Lecture 4 - EFA Flashcards
What is the primary purpose of Exploratory Factor Analysis (EFA)?
The primary purpose of EFA is to reduce a large set of observed variables into a smaller set of latent factors that can explain the observed correlations among the variables.
What are the key steps involved in conducting an EFA?
The key steps in conducting an EFA include checking assumptions (linearity, multicollinearity, factorability), deciding how many factors to extract, extracting factors, rotating factors for better interpretability, and interpreting the factor loadings.
What is Kaiser’s criterion and how is it used in EFA?
Kaiser’s criterion is a rule for determining the number of factors to extract in EFA. It suggests retaining factors with eigenvalues greater than 1, as these factors explain more variance than a single observed variable.
What is the purpose of rotating factors in EFA?
The purpose of rotating factors in EFA is to achieve a simpler and more interpretable factor structure by maximizing high loadings and minimizing low loadings for each factor.
What is the difference between orthogonal and oblique rotation?
Orthogonal rotation assumes that factors are uncorrelated, while oblique rotation allows for correlated factors. Examples of orthogonal rotation include Varimax, and examples of oblique rotation include Direct Oblimin.
What does the Scree plot show, and how is it used in EFA?
A Scree plot shows the eigenvalues of each extracted factor plotted against the factor number. It is used to determine the number of factors to retain by identifying the point where the plot levels off (the “elbow”).
How does Bartlett’s test of sphericity contribute to EFA?
Bartlett’s test of sphericity tests whether the correlation matrix is significantly different from an identity matrix. A significant result indicates that there are relationships among the variables, justifying the use of factor analysis.
What is the Kaiser-Meyer-Olkin (KMO) measure, and what does it indicate?
The KMO measure assesses the adequacy of sampling for EFA by measuring how well variables correlate with each other. Values above 0.60 are considered acceptable for factor analysis.
Describe Velicer’s Minimum Average Partial (MAP) test.
Velicer’s MAP test determines the number of factors to extract by calculating the average partial correlation for different numbers of factors and selecting the number that minimizes this average.
What are communalities in EFA, and why are they important?

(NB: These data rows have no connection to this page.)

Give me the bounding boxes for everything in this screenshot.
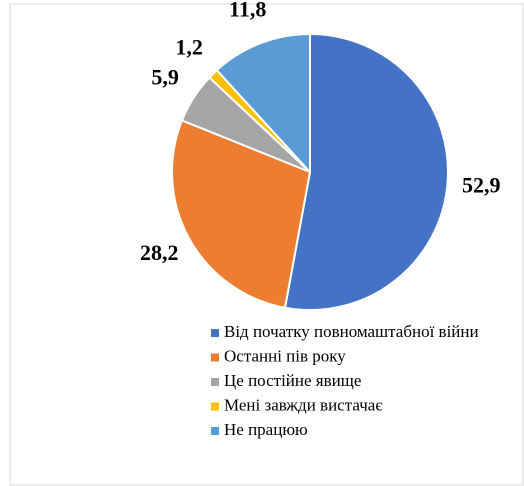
legend-swatch: [211, 402, 219, 411]
data-label: 1,2: [175, 35, 203, 60]
legend-swatch: [211, 427, 219, 435]
chart-frame: [9, 3, 524, 486]
pie-slice: [171, 119, 312, 309]
pie-slice: [283, 32, 449, 311]
pie-slice: [215, 32, 311, 175]
legend-label: Мені завжди вистачає: [224, 395, 383, 414]
legend-swatch: [211, 378, 219, 386]
data-label: 11,8: [229, 0, 266, 22]
data-label: 28,2: [140, 240, 179, 265]
legend-label: Від початку повномаштабної війни: [224, 322, 479, 341]
data-label: 52,9: [462, 173, 501, 198]
legend-label: Останні пів року: [224, 346, 346, 365]
legend-swatch: [211, 329, 219, 337]
data-label: 5,9: [151, 64, 179, 89]
legend-label: Це постійне явище: [224, 371, 361, 390]
legend-label: Не працюю: [224, 420, 308, 439]
legend-swatch: [211, 353, 219, 362]
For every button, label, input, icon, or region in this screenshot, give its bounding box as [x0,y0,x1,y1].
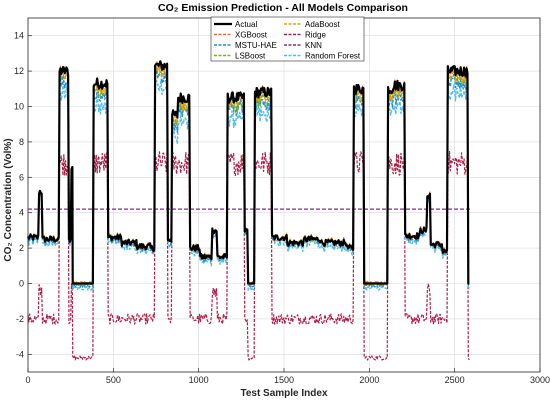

Communalities represent the proportion of each variable’s variance that can be explained by the extracted factors. They are important because they indicate how well each variable fits into the factor model.
What are factor loadings and why are they important in EFA?
Factor loadings are the correlations between observed variables and the latent factors. They are important because they indicate the extent to which each variable is associated with a particular factor.
Explain the concept of communality in EFA.
Communality represents the proportion of a variable’s variance that is shared with other variables and can be explained by the extracted factors. High communalities indicate that the variable is well-represented by the factor solution.
What is the difference between Principal Component Analysis (PCA) and Exploratory Factor Analysis (EFA)?
PCA is a data reduction technique that transforms variables into a set of uncorrelated components, while EFA identifies underlying latent factors that explain the correlations among variables. PCA focuses on maximizing variance, while EFA focuses on uncovering the underlying structure.
How is the Determinant used to assess multicollinearity in EFA?
The Determinant of the correlation matrix is used to assess multicollinearity. A Determinant close to zero indicates high multicollinearity, which can affect the stability and interpretability of the factor solution.
Describe the purpose of the anti-image correlation matrix in EFA.
The anti-image correlation matrix is used to assess the adequacy of individual items for factor analysis. The diagonals of the anti-image correlation matrix provide the KMO values for each item, indicating how well each item correlates with other items.